Debatte Ungleichheit in Deutschland: Es stinkt mir, wie derzeit verteilt wird
Während Reiche mit leistungslosem Einkommen protzen, strampelt sich meine Generation unermüdlich, aber erfolglos ab.
Z unächst die gute Nachricht: Die Welt ist noch nicht untergegangen. Die schlechte: Das Ende steht noch bevor. Linke Denker sind ja besonders eloquent, wenn es darum geht, den Weltuntergang zu beschwören – und zwar so, dass alle, die nicht links sind, Reißaus nehmen. Nur muss ich an dieser Stelle wirklich so etwas wie das Ende der Welt beschwören: Endlich läuft im öffentlich-rechtlichen Fernsehen zur besten Montagabend-Sendezeit eine Doku wie „Ungleichland – Wie aus Reichtum Macht wird“ – und am nächsten Tag wird nicht zu Massendemos in französischem Stil aufgerufen. Stattdessen mal wieder nur Hashtags auf Twitter.

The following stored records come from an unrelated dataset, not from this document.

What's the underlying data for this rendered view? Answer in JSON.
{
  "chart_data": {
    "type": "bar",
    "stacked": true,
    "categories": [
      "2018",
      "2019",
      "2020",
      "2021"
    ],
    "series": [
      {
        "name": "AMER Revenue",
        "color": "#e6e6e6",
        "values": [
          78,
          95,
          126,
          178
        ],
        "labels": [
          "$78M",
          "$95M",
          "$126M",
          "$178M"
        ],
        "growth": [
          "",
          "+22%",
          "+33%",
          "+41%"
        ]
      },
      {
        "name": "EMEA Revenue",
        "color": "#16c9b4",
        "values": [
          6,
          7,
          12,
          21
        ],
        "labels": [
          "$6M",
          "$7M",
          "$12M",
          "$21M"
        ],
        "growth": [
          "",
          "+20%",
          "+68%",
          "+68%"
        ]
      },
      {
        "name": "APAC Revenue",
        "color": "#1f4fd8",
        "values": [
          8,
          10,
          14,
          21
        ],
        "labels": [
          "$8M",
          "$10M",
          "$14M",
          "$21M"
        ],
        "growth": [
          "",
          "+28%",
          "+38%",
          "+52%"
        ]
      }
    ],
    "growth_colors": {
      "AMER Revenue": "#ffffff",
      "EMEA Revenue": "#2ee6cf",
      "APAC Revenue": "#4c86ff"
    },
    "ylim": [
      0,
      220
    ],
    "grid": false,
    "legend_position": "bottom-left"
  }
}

Wie kann es sein, dass ein mächtiges Finanzekel wie der Immobilienentwickler Christoph Gröner den meisten in Deutschland kein Begriff ist? Endlich tun Medien, was sie tun sollten: Sie richten die Kameras nicht auf den ein oder anderen kriminellen Flüchtling, sondern auf strukturelle, strategisch gewachsene Ungerechtigkeit. Sie zeigen die Unmenschlichkeit der unsichtbaren Hand des Marktes, zeigen, wie falsch Adam Smith in der Annahme lag, man könne das Allgemeinwohl herunter brechen auf die Maxime: „Hilf dir selbst, dann hilft dir Gott.“
Der Film zeigt die Hintergründe der Ungleichheit, deren tägliche Auswirkungen den Unmut auslösen, der sich derzeit auf „die Fremden“ entlädt – und am Ende noch die eigenen Eltern zu „Fremden“ machen wird, weil auch sie im Alter Kosten verursachen, die keiner mehr tragen kann. Etwas rauscht an den Menschen vorbei, und es ist nicht die Flüchtlingswelle. Das mediale Ausleuchten der Protagonisten der Ungleichheit ist eine Chance, das derzeitige Brodeln besser zu verstehen.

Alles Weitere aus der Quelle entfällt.